Entro un mese Montecitorio dovrà approvare la manovra di bilancio che il governo Meloni presenterà entro domani, ma non è finita la partita dei contrappesi nella maggioranza.
Nel retroscena pubblicato oggi da Repubblica, la Lega è interessata a intestarsi ulteriori provvedimenti, mentre Forza Italia si impunta sulle pensioni minime, al punto da aver minacciato l’entrata in esercizio provvisorio che potrebbe portare la discussione sul bilancio ben oltre la fine del mese di dicembre.

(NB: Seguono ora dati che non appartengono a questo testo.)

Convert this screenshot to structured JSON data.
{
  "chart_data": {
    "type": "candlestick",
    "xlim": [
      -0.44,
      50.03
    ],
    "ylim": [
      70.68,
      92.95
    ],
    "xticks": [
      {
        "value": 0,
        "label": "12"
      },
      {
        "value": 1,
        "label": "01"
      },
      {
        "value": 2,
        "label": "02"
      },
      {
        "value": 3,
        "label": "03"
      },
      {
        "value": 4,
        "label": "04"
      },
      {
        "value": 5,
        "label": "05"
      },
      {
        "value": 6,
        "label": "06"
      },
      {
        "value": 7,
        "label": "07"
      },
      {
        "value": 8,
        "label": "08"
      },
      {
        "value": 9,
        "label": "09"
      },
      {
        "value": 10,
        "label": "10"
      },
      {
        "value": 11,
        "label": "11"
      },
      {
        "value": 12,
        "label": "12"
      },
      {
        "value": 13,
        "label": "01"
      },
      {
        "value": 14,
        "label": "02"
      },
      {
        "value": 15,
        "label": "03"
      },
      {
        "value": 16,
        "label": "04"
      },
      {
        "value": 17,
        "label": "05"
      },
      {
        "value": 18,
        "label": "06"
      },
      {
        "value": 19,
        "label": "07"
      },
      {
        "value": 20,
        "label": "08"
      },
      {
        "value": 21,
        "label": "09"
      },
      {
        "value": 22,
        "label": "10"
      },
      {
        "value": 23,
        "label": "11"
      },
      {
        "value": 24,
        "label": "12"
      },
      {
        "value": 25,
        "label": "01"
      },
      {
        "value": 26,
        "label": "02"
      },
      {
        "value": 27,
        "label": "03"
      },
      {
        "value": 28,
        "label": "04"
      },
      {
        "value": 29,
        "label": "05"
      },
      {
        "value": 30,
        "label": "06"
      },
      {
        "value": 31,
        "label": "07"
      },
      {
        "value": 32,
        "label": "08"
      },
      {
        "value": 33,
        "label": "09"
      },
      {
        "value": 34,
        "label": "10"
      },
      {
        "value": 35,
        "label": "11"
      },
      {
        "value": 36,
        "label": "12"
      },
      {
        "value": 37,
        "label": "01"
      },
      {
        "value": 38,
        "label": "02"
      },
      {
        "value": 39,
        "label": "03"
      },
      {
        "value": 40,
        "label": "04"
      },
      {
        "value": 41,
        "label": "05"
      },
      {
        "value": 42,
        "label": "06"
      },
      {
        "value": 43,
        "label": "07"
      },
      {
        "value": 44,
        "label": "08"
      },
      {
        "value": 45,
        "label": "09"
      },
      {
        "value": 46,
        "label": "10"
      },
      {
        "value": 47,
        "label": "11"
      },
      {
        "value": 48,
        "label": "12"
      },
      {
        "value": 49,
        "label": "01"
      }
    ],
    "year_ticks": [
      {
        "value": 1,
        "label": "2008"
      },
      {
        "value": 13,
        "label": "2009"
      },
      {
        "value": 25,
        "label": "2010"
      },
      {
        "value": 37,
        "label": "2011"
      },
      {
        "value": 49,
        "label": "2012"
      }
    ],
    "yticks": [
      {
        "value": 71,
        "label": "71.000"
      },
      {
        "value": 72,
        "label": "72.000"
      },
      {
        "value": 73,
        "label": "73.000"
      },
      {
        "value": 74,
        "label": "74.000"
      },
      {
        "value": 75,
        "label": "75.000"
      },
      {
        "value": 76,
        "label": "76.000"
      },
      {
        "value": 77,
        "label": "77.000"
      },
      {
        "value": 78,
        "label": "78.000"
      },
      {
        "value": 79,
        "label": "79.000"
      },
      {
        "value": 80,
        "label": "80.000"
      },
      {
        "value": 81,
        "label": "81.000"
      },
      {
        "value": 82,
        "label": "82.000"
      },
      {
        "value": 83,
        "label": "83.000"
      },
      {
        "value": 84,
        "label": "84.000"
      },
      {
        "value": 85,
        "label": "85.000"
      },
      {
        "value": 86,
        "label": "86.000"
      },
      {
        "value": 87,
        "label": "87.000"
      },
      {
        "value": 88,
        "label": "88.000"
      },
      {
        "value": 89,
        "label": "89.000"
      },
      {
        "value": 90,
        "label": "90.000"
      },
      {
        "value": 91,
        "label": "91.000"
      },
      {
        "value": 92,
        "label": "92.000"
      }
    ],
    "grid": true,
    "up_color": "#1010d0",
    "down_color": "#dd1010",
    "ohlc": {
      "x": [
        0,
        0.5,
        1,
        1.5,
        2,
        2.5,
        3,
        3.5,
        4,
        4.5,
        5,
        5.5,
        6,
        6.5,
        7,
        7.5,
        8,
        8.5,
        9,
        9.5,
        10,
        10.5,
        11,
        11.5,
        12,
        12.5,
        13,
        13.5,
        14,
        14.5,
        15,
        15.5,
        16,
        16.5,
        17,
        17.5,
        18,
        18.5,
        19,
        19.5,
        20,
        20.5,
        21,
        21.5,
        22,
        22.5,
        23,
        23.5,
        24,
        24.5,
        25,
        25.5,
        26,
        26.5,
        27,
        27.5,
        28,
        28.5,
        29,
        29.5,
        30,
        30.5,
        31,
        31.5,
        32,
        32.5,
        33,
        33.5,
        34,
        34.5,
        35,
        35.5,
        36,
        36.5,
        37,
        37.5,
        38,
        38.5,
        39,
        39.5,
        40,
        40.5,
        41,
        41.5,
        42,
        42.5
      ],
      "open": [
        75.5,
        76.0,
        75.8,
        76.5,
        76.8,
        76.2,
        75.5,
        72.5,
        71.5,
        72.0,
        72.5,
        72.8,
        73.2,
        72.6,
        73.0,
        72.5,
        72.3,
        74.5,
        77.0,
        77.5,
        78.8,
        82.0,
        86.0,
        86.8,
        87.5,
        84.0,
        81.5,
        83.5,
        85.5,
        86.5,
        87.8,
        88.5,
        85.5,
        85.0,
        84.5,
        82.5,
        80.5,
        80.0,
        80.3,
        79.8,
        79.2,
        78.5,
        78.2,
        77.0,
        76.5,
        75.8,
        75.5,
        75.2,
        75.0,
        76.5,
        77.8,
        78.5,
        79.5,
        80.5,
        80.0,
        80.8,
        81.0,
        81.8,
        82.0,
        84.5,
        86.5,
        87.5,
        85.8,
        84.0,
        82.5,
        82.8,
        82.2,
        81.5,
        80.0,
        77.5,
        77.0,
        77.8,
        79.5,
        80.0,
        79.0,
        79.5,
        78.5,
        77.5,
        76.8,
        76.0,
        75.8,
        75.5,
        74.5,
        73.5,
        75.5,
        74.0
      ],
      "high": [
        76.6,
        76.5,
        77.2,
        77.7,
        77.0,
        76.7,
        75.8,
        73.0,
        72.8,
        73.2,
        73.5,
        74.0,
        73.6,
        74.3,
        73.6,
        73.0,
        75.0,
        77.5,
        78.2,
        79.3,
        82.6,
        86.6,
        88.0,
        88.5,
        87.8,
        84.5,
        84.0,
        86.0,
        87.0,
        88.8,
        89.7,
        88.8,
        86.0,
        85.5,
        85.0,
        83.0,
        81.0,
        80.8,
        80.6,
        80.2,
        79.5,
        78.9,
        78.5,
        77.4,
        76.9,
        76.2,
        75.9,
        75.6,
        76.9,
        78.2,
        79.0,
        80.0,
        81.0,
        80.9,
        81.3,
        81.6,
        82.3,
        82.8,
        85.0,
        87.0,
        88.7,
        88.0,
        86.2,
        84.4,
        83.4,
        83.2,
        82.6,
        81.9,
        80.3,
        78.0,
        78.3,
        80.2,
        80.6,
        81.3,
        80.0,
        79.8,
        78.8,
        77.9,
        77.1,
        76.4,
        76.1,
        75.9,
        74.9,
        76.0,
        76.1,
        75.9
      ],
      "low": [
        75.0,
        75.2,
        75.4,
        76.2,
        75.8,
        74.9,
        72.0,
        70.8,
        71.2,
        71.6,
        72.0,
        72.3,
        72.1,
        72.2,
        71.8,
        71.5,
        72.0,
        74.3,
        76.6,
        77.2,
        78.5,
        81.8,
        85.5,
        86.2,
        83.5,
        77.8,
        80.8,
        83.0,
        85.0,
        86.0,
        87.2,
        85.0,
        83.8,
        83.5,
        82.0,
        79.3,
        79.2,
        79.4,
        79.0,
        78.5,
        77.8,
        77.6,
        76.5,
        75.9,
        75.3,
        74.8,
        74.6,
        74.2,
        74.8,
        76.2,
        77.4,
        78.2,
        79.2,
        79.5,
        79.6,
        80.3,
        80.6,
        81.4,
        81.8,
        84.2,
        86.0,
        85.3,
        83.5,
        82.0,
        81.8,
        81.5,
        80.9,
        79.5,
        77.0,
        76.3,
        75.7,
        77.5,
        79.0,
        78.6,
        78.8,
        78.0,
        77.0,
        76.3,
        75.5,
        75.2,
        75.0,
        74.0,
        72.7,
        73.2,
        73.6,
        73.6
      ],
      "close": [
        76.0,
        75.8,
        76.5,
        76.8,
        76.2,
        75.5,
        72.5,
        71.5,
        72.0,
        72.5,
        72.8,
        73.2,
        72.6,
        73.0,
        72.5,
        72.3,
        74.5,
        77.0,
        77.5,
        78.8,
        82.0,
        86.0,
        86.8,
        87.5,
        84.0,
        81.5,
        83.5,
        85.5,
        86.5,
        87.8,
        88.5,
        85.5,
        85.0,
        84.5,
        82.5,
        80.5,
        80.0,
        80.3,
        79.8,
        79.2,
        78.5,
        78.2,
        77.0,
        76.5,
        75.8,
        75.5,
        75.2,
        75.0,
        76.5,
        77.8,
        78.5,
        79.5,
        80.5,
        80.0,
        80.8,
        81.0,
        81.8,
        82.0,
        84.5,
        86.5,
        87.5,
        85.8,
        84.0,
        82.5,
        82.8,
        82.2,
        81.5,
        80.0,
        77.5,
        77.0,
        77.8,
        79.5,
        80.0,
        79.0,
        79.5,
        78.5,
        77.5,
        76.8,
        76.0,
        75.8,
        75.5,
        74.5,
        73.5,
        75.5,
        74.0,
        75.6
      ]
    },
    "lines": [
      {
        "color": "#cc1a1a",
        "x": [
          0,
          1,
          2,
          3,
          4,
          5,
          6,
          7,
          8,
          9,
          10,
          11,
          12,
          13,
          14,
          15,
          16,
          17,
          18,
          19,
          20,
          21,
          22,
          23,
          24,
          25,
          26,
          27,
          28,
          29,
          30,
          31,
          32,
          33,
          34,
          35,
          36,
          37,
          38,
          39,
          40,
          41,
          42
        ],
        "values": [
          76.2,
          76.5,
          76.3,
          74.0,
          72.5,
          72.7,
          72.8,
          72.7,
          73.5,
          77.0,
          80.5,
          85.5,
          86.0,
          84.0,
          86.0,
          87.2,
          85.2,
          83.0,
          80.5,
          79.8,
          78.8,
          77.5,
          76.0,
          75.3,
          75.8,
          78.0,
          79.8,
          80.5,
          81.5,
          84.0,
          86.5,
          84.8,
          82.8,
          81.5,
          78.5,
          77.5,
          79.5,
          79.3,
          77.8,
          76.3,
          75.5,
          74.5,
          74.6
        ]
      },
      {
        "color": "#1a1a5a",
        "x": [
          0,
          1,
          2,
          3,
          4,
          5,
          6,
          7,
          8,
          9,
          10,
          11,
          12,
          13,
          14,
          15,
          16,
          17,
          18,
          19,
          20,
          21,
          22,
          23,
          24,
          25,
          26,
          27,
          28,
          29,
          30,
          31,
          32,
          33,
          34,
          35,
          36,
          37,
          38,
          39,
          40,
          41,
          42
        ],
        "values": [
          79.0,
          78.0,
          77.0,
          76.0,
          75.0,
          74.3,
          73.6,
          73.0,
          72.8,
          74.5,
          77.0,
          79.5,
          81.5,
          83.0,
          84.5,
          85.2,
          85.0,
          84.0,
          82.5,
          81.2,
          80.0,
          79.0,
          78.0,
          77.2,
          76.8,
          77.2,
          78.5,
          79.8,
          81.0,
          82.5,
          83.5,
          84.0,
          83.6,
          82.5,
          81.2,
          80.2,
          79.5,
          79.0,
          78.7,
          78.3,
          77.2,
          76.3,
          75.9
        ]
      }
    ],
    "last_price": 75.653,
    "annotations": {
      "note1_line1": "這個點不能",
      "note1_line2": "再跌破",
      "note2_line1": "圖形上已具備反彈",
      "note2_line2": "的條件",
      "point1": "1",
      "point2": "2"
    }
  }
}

Di fronte alla possibile manovra a tenaglia degli alleati minori, Fratelli d’Italia ha cercato di restringere all’osso gli emendamenti alla manovra sui quali si dovrà effettivamente votare: non più di uno a testa, per un totale di 400.
La battaglia sarà aspra, perché i fondi da piazzare nelle quote dei partiti e in dotazione alla Camera per gli interventi di partito non supereranno più di 500 milioni invece di un miliardo.
In quest’ottica, si possono intuire i mal di pancia di fronte al colloquio in calendario domani tra la premier, Giorgia Meloni, e il leader di Azione, Carlo Calenda.
Il punto è che Berlusconi è piccato per non essere stato convocato in un vertice politico che avesse preceduto la manovra, così come il forzista Giorgio Mulè ha definito la manovra giusto “una tisana”, per non ricalcare la critica virale del giornalista devoto a Berlusconi, Mario Giordano, che l’aveva definita “un brodino”.
E la Lega di Salvini non vuole essere da meno. Già rivendica azioni non del tutto certe come Quota 103, la flat tax allargata per le partite Iva, il ponte sullo Stretto, l’esenzione Imu ai proprietari di immobili occupati, l’esclusione dalle sanzioni per gli esercenti che rifiutano il Pos per acquisti sotto i 60 euro.
Ma non basta, Salvini punta ad alzare la soglia dei condoni fiscali per cartelle esattoriali oltre i mille euro, a portare la rateizzazione da 5 a 7 anni, a ripristinare lo sconto sulla benzina.
E poi la sua versione dello sfregio al Reddito di cittadinanza, come da indicazioni del ministro dell’Istruzione e del Merito, Giuseppe Valditara: niente assegno ai giovani che hanno lasciato la scuola.